Sony Ericsson Xperia Arc S review

Barry de la Rosa
26 Oct 2011
Our Rating 
Price when reviewed 
inc VAT

The Arc S has a faster processor and better battery life than the original Arc, and even costs slightly less SIM-free, but the 3D and USB features aren't compelling reasons to upgrade



Android 2.3, 4.2in 480x854 display

The original Sony Ericsson Xperia arc impressed us with its slim design and latest version of Android, but we were worried that its single-core processor might be underpowered compared to the slew of dual-core smartphones appearing on the market. The follow-up to the Arc goes some way to addressing the power deficit, but instead of doubling the cores Sony Ericsson has fitted a faster 1.4GHz single-core processor.

Sony Ericsson Xperia Arc S

Current Xperia arc owners don't need to feel they're missing out, though, as the Arc S isn't hugely different from the original. It still runs Android 2.3 and has the same 4.2in screen, and despite the 40% faster CPU the S doesn't feel any quicker than the original Xperia Arc - Android runs smoothly, but we didn’t see any particular improvement when multitasking.

The phone has a sparkly plastic rather than metal casing, which may put some people off, but it also helps keep the weight down - at only 114g it's one of the lightest big-screen smartphones we've used. Sony Ericsson has generously included an 8GB microSD card, and there's 1GB of internal memory.

Sony Ericsson Xperia Arc S right

We were expecting the faster processor to reduce battery life, especially as the Arc S has the same battery as the Arc. However, in our light usage test where we play an MP3 file on a loop, the phone lasted for almost 40 hours - a seven hour improvement on the Arc. Depending on your use of 3G, GPS and Bluetooth, the Arc S should last a full day or even two without charging. Installing apps such as Advanced Task Killer and Juice Defender should help reduce the need for charging too.

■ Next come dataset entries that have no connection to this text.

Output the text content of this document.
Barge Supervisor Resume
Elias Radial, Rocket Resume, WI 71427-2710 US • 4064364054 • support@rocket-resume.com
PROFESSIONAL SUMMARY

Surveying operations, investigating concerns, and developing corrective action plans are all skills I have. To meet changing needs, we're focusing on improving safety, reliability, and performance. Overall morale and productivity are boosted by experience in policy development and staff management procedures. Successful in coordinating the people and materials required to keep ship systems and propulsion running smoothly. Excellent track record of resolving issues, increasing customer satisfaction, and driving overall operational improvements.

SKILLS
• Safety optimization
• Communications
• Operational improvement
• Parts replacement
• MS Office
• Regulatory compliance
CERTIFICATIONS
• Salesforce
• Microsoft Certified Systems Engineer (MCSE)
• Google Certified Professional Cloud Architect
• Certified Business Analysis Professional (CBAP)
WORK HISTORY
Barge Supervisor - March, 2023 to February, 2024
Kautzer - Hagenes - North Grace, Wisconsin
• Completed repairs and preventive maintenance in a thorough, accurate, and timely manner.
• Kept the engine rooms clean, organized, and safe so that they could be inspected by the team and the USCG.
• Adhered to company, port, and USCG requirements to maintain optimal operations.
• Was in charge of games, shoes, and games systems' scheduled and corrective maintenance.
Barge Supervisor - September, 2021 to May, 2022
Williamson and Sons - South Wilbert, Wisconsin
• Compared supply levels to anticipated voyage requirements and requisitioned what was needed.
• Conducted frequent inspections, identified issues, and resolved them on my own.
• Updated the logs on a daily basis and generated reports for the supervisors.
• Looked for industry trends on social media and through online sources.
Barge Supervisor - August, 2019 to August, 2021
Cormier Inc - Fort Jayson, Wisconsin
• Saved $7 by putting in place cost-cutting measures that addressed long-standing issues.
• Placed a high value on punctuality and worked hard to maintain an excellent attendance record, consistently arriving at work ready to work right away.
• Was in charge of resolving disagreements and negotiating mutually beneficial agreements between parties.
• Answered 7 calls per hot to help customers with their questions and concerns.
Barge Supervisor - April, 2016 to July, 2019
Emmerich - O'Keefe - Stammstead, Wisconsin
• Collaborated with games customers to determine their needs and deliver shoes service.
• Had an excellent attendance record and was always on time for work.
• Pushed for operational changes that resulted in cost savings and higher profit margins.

As we went to press, Sony Ericsson's website still mentions USB Host support on the Arc S page, which is rather misleading. The phone itself doesn't support USB OTG (On-The-Go) - the official name for USB host support. Instead, you have to buy an optional LiveDock (part code: DK10, £30), and it only supports keyboards, mice or gamepads, so you won't be able to use it to attach storage devices, for example.